To find the derivative of \( f(x) = \cot(3x + 5) \) using the first principle of derivatives, we will follow these steps: ### Step 1: Write the formula for the derivative using the first principle. The derivative of a function \( f(x) \) using the first principle is given by: \[ f'(x) = \lim_{h \to 0} \frac{f(x+h) - f(x)}{h} \] ### Step 2: Substitute the function into the formula. Here, \( f(x) = \cot(3x + 5) \). Therefore, we have: \[ f'(x) = \lim_{h \to 0} \frac{\cot(3(x+h) + 5) - \cot(3x + 5)}{h} \] ### Step 3: Simplify the expression inside the limit. This simplifies to: \[ f'(x) = \lim_{h \to 0} \frac{\cot(3x + 3h + 5) - \cot(3x + 5)}{h} \] ### Step 4: Use the identity for the difference of cotangents.
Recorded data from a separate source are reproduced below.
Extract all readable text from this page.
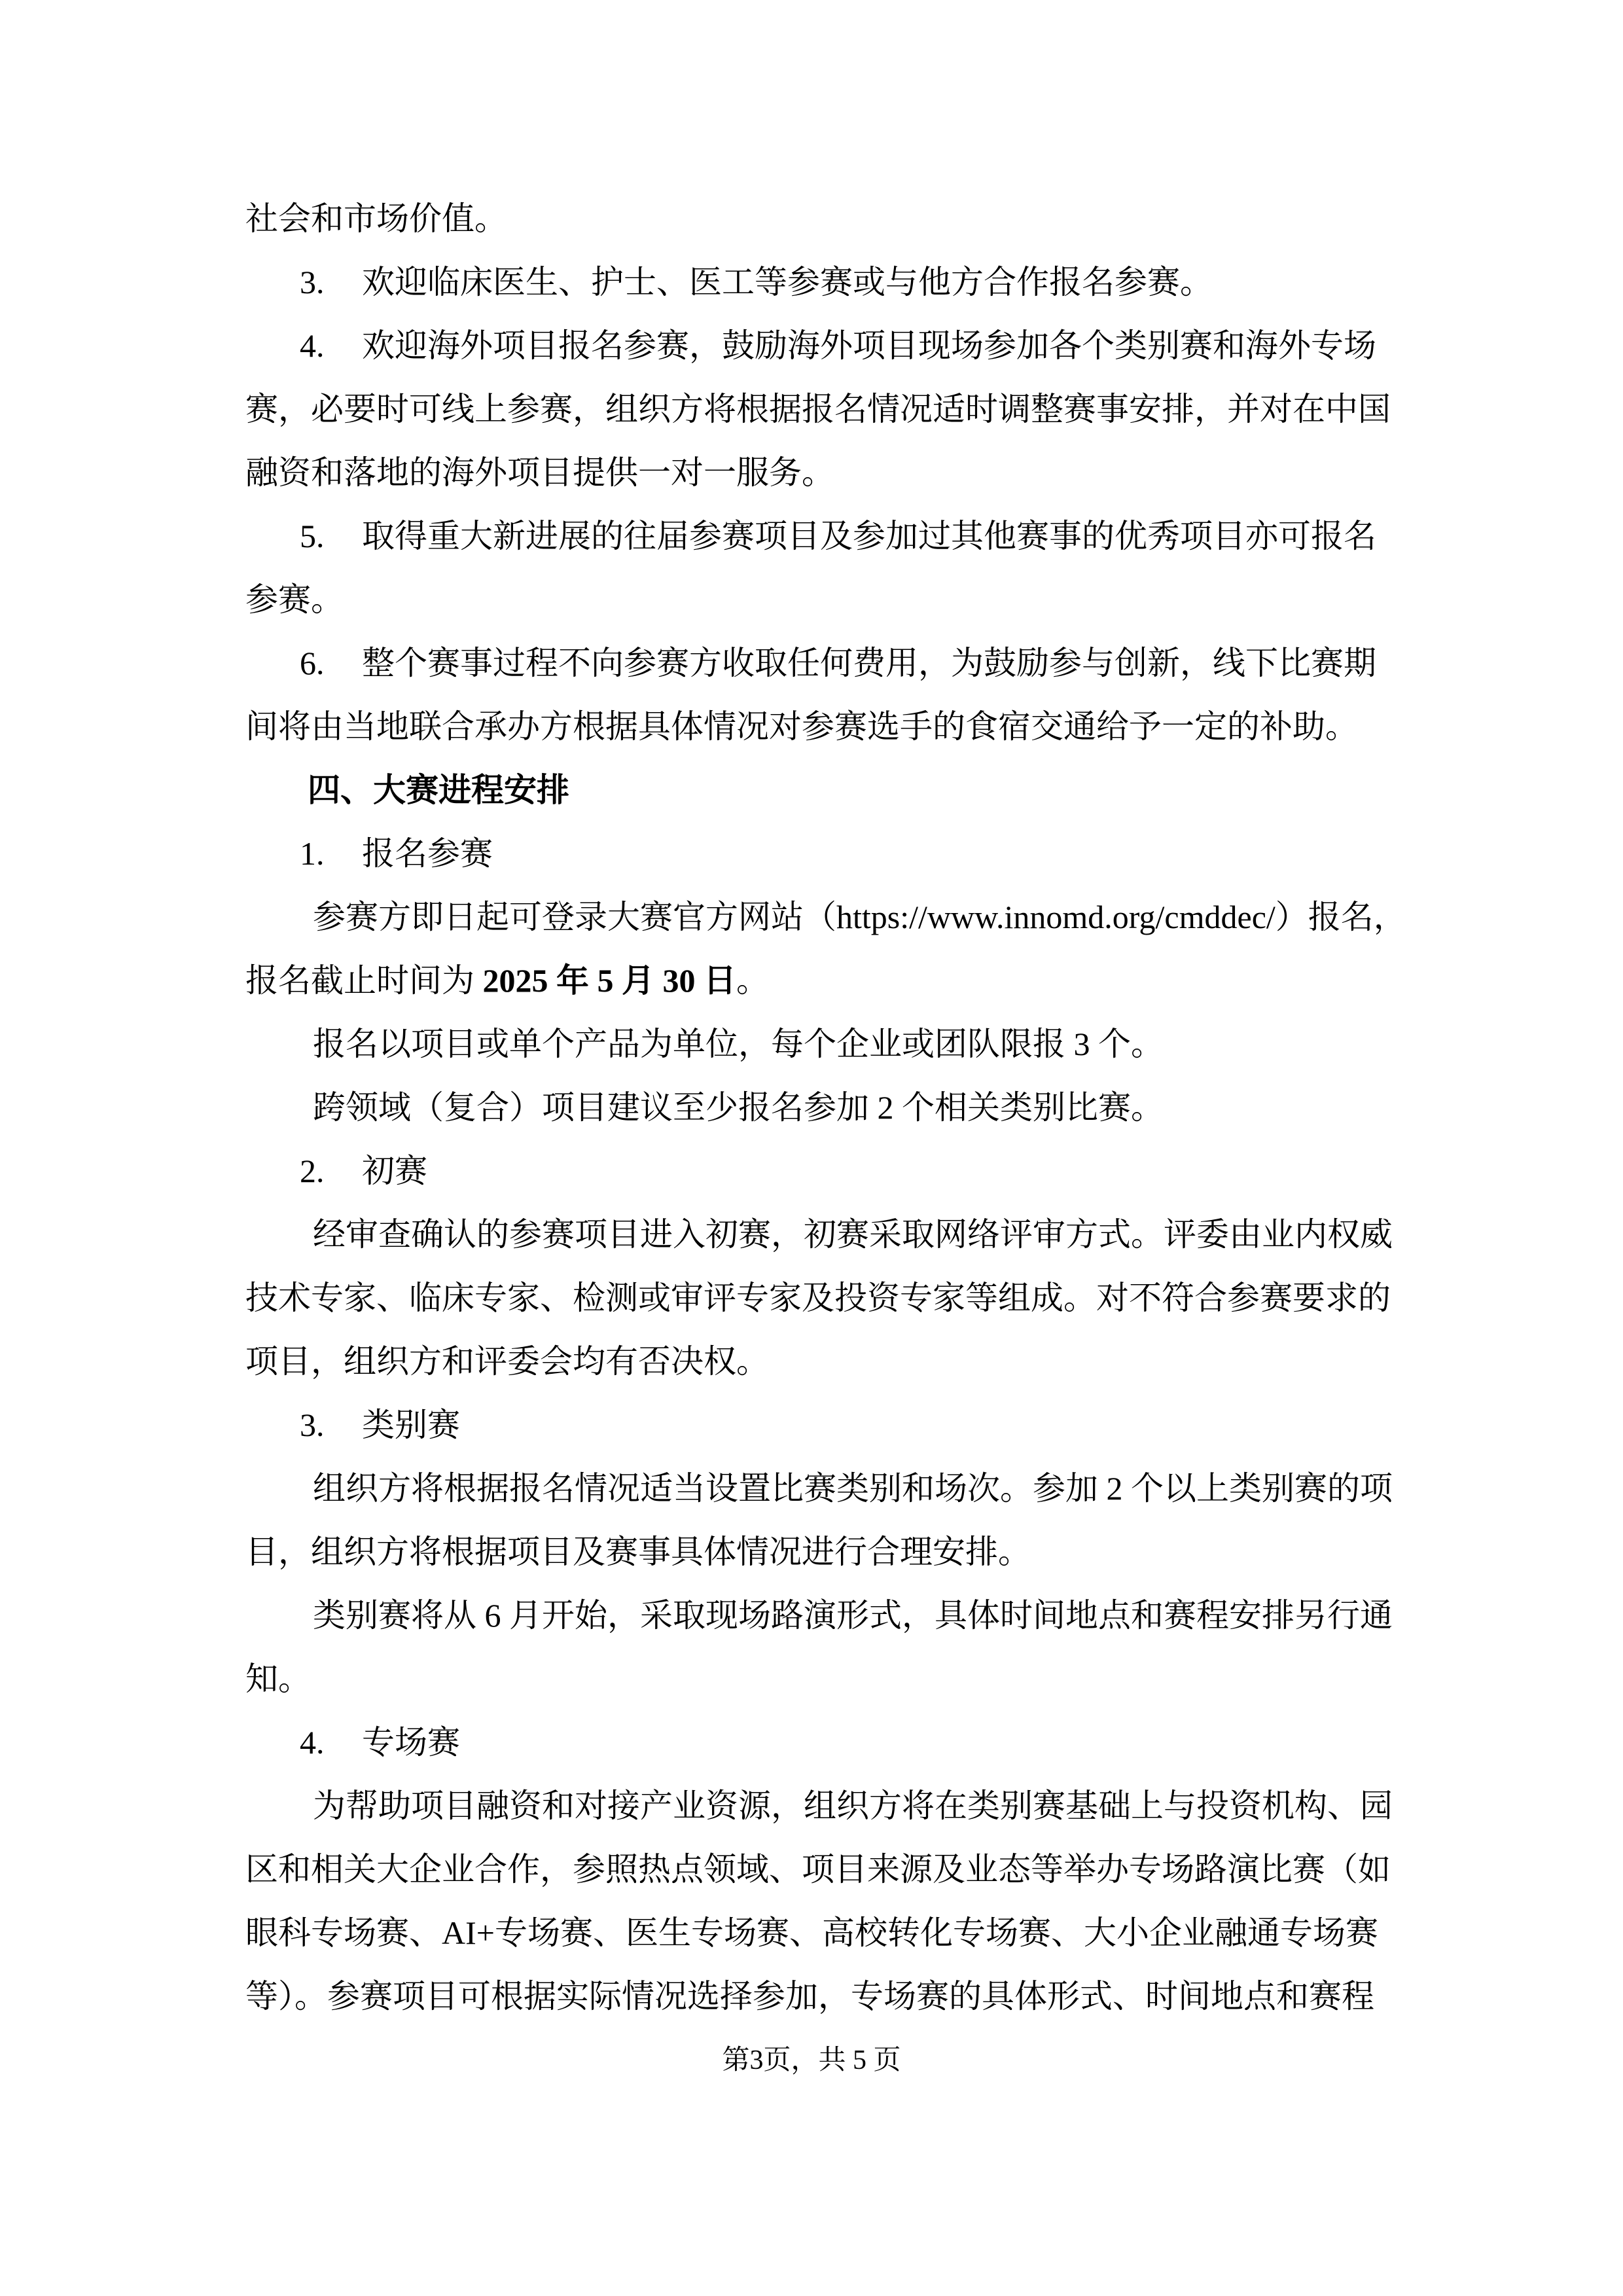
社会和市场价值。
3. 欢迎临床医生、护士、医工等参赛或与他方合作报名参赛。
4. 欢迎海外项目报名参赛，鼓励海外项目现场参加各个类别赛和海外专场
赛，必要时可线上参赛，组织方将根据报名情况适时调整赛事安排，并对在中国
融资和落地的海外项目提供一对一服务。
5. 取得重大新进展的往届参赛项目及参加过其他赛事的优秀项目亦可报名
参赛。
6. 整个赛事过程不向参赛方收取任何费用，为鼓励参与创新，线下比赛期
间将由当地联合承办方根据具体情况对参赛选手的食宿交通给予一定的补助。
四、大赛进程安排
1. 报名参赛
参赛方即日起可登录大赛官方网站（https://www.innomd.org/cmddec/）报名，
报名截止时间为 2025 年 5 月 30 日。
报名以项目或单个产品为单位，每个企业或团队限报 3 个。
跨领域（复合）项目建议至少报名参加 2 个相关类别比赛。
2. 初赛
经审查确认的参赛项目进入初赛，初赛采取网络评审方式。评委由业内权威
技术专家、临床专家、检测或审评专家及投资专家等组成。对不符合参赛要求的
项目，组织方和评委会均有否决权。
3. 类别赛
组织方将根据报名情况适当设置比赛类别和场次。参加 2 个以上类别赛的项
目，组织方将根据项目及赛事具体情况进行合理安排。
类别赛将从 6 月开始，采取现场路演形式，具体时间地点和赛程安排另行通
知。
4. 专场赛
为帮助项目融资和对接产业资源，组织方将在类别赛基础上与投资机构、园
区和相关大企业合作，参照热点领域、项目来源及业态等举办专场路演比赛（如
眼科专场赛、AI+专场赛、医生专场赛、高校转化专场赛、大小企业融通专场赛
等）。参赛项目可根据实际情况选择参加，专场赛的具体形式、时间地点和赛程
第3页，共 5 页
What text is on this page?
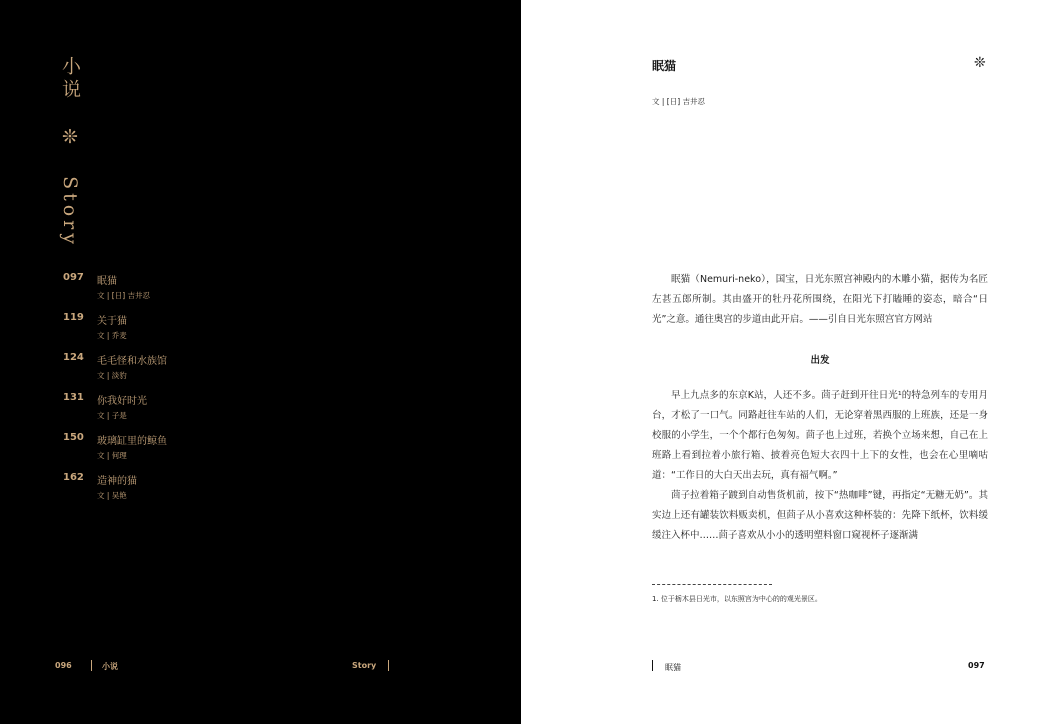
小说 ❊ Story
097 眠猫
文 | [日] 吉井忍
119 关于猫
文 | 乔麦
124 毛毛怪和水族馆
文 | 淡豹
131 你我好时光
文 | 子是
150 玻璃缸里的鲸鱼
文 | 何理
162 造神的猫
文 | 吴艳
096	小说	Story
眠猫	❊
文 | [日] 吉井忍

眠猫（Nemuri-neko），国宝，日光东照宫神殿内的木雕小猫，据传为名匠左甚五郎所制。其由盛开的牡丹花所围绕，在阳光下打瞌睡的姿态，暗合“日光”之意。通往奥宫的步道由此开启。——引自日光东照宫官方网站

出发

早上九点多的东京K站，人还不多。茴子赶到开往日光¹的特急列车的专用月台，才松了一口气。同路赶往车站的人们，无论穿着黑西服的上班族，还是一身校服的小学生，一个个都行色匆匆。茴子也上过班，若换个立场来想，自己在上班路上看到拉着小旅行箱、披着亮色短大衣四十上下的女性，也会在心里嘀咕道：“工作日的大白天出去玩，真有福气啊。”

茴子拉着箱子踱到自动售货机前，按下“热咖啡”键，再指定“无糖无奶”。其实边上还有罐装饮料贩卖机，但茴子从小喜欢这种杯装的：先降下纸杯，饮料缓缓注入杯中……茴子喜欢从小小的透明塑料窗口窥视杯子逐渐满

1. 位于栃木县日光市，以东照宫为中心的的观光景区。
眠猫	097
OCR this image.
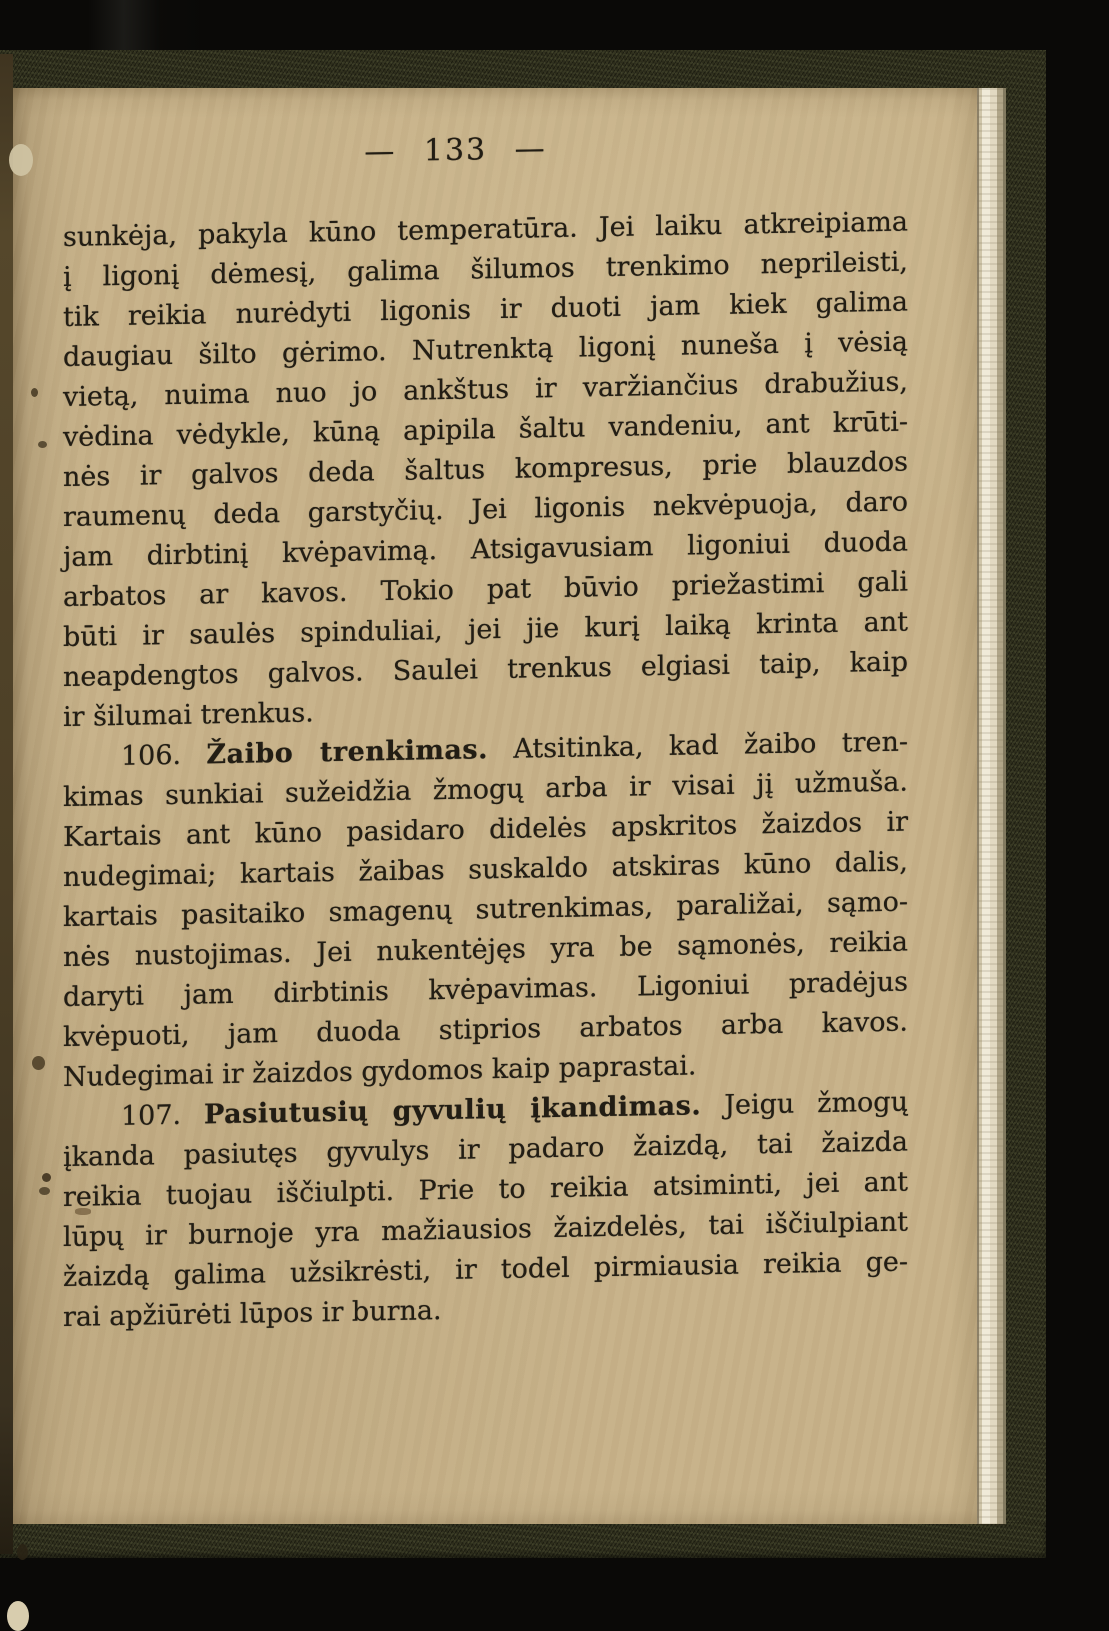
— 133 —
sunkėja, pakyla kūno temperatūra. Jei laiku atkreipiama
į ligonį dėmesį, galima šilumos trenkimo neprileisti,
tik reikia nurėdyti ligonis ir duoti jam kiek galima
daugiau šilto gėrimo. Nutrenktą ligonį nuneša į vėsią
vietą, nuima nuo jo ankštus ir varžiančius drabužius,
vėdina vėdykle, kūną apipila šaltu vandeniu, ant krūti-
nės ir galvos deda šaltus kompresus, prie blauzdos
raumenų deda garstyčių. Jei ligonis nekvėpuoja, daro
jam dirbtinį kvėpavimą. Atsigavusiam ligoniui duoda
arbatos ar kavos. Tokio pat būvio priežastimi gali
būti ir saulės spinduliai, jei jie kurį laiką krinta ant
neapdengtos galvos. Saulei trenkus elgiasi taip, kaip
ir šilumai trenkus.
106. Žaibo trenkimas. Atsitinka, kad žaibo tren-
kimas sunkiai sužeidžia žmogų arba ir visai jį užmuša.
Kartais ant kūno pasidaro didelės apskritos žaizdos ir
nudegimai; kartais žaibas suskaldo atskiras kūno dalis,
kartais pasitaiko smagenų sutrenkimas, paraližai, sąmo-
nės nustojimas. Jei nukentėjęs yra be sąmonės, reikia
daryti jam dirbtinis kvėpavimas. Ligoniui pradėjus
kvėpuoti, jam duoda stiprios arbatos arba kavos.
Nudegimai ir žaizdos gydomos kaip paprastai.
107. Pasiutusių gyvulių įkandimas. Jeigu žmogų
įkanda pasiutęs gyvulys ir padaro žaizdą, tai žaizda
reikia tuojau iščiulpti. Prie to reikia atsiminti, jei ant
lūpų ir burnoje yra mažiausios žaizdelės, tai iščiulpiant
žaizdą galima užsikrėsti, ir todel pirmiausia reikia ge-
rai apžiūrėti lūpos ir burna.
Using the identity \( \cot A - \cot B = \frac{\sin(B - A)}{\sin A \sin B} \), we can rewrite the numerator: \[ \cot(3x + 3h + 5) - \cot(3x + 5) = \frac{\sin((3x + 5) - (3x + 3h + 5))}{\sin(3x + 3h + 5) \sin(3x + 5)} \] This gives: \[ = \frac{\sin(-3h)}{\sin(3x + 3h + 5) \sin(3x + 5)} \] ### Step 5: Substitute this back into the limit. Now substituting this back into the limit, we have: \[ f'(x) = \lim_{h \to 0} \frac{\sin(-3h)}{h \cdot \sin(3x + 3h + 5) \sin(3x + 5)} \] ### Step 6: Simplify using the limit property. We know that \( \lim_{h \to 0} \frac{\sin(kh)}{h} = k \) for any constant \( k \). Here, \( k = -3 \): \[ f'(x) = \lim_{h \to 0} \frac{-3 \cdot h}{h \cdot \sin(3x + 3h + 5) \sin(3x + 5)} = \frac{-3}{\sin(3x + 5) \cdot \sin(3x + 5)} \] ### Step 7: Evaluate the limit. As \( h \to 0 \), \( \sin(3x + 3h + 5) \to \sin(3x + 5) \): \[ f'(x) = -3 \cdot \frac{1}{\sin^2(3x + 5)} \] ### Step 8: Rewrite in terms of cosecant. Since \( \frac{1}{\sin^2(3x + 5)} = \csc^2(3x + 5) \), we have: \[ f'(x) = -3 \csc^2(3x + 5) \] ### Final Answer: Thus, the derivative of \( \cot(3x + 5) \) is: \[ f'(x) = -3 \csc^2(3x + 5) \]